Reckless behavior

Dear Editor,

  I believe that the term is “in proportion to”. I believe that businesses employ in numbers in proportion to their steady clientele. I believe that restaurants also do the same. Yes, I am aware that nowadays because of modern technology in order not to have to be bothered with the so-called aches and pains of hiring human beings more and more the robotic arm is being used. But it still remains that when it is about dealing with human behavior, whether to protect or serve it takes the involvement of another human being.

  I would be that last person to go against the police because I believe that I can count myself among those who really know the ins and outs of policing in St. Maarten. St. Maarten is a unique country and policing should be carried out in a unique way. That is why I do not agree with those who claim that publicly demonstrating will not hamper the police work.

  I know different. I have decided to write this letter today because of the contents of the sermon preached on Sunday, the 11th, in the Anglican Church.

  Part of it was “There are some things you do not do” and that reminded me again of my parents who would always tell us, “Not because something is not forbidden, you should do it if it is not the right thing to do.” The judges, the prosecutors and even the defending lawyers know the reason for having police in a country. When there is an optimal functioning police force this should be just like a heartbeat, silently supporting our life. The visibility of the police has always been a deterrent to crime and it will not change.
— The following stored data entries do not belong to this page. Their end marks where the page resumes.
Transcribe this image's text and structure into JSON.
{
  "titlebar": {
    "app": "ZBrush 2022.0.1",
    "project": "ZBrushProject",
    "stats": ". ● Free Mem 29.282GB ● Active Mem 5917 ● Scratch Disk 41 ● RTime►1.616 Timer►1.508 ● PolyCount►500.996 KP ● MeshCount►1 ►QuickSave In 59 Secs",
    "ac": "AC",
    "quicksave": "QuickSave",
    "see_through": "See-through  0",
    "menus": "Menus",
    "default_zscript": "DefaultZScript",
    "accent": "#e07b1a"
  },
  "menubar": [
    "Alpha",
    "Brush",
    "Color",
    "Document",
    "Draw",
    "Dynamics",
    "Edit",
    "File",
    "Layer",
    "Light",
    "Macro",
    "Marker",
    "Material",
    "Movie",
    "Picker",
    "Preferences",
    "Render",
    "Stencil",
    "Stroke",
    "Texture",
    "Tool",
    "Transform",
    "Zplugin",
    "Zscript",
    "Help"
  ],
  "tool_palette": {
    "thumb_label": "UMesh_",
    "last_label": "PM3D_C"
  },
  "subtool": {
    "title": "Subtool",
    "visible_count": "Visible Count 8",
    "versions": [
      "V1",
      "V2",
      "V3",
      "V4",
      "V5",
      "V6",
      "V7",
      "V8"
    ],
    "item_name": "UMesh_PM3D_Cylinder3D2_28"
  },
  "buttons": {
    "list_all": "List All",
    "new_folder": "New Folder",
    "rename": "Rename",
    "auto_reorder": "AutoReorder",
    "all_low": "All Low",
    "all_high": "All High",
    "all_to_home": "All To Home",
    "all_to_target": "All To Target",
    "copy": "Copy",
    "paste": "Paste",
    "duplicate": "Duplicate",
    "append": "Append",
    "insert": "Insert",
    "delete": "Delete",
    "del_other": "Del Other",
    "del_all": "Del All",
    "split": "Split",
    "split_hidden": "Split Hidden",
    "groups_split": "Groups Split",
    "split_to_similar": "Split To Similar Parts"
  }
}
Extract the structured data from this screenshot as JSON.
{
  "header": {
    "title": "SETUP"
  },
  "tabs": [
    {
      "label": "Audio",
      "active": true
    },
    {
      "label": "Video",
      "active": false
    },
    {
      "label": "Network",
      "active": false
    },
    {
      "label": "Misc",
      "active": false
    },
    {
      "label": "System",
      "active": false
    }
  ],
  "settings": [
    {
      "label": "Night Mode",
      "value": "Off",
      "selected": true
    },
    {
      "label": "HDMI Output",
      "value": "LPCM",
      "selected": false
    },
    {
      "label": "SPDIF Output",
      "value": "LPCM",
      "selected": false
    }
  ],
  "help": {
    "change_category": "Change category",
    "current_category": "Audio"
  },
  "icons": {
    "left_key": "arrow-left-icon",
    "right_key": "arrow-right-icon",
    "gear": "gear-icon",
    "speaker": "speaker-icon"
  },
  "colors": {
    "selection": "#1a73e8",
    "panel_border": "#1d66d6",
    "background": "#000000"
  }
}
  Police action should not be at the expense of the public. Security cameras do great work in policing but as long as there is not the correct follow-up it makes no sense.

  The heading of my letter is reckless behavior, because that is what it is. We have a traffic ordinance which in my view could be thrown out the door. Drivers do what they want in broad daylight because they are not being reprimanded for their reckless behavior.

  The latest infringement that I have witnessed is a female driver with East Indian features. She drove from Cannegieter Street to Back Street, made a U-turn in the intersection Back Street/Hendrikstraat and drove back towards Cannegieter Street. The traffic on Back Street had to back up a little in order for her to be able to complete the U-turn. It was not a rental number.

  It has become a norm for some people who own off-road bikes to drive in opposite direction over the roads like Back Street and the different alleys between Front Street, Back Street and Cannegieter Street. Stopping without pulling to the complete right of the road when using the cell phone to text has become a norm also. Drivers of heavy equipment vehicles constantly disregard the width of the road. I can go on and on with the infringements.

  Sunday mornings on the way to church riders ride two and three next to each other not taking into consideration the row of cars formed behind them. Not to talk about the dark tint and the different ways of driving while using the cell phone.

  Someone asked me one time why is it that on small island like St. Maarten the police are not contented. I have said it for at least 10 years now. When politicians need votes they disregard law and order. And in these last 10 years we know how many elections there were and how much the politicians needed the people, so it became a habit to disregard law and order. And I will challenge anyone of them who has been in government to prove me different and show the people the facts.

  Much work is needed between government along with the police brass and leaders of the police union. The policeman is not a tradesman. His/her duties are not the same as a public servant. The police are there to protect and serve and should not be made to be distracted from that. Too often there are people who did not walk in the policeman’s shoes deciding. This will always cause discontentment. Police officers do not complain, they comply.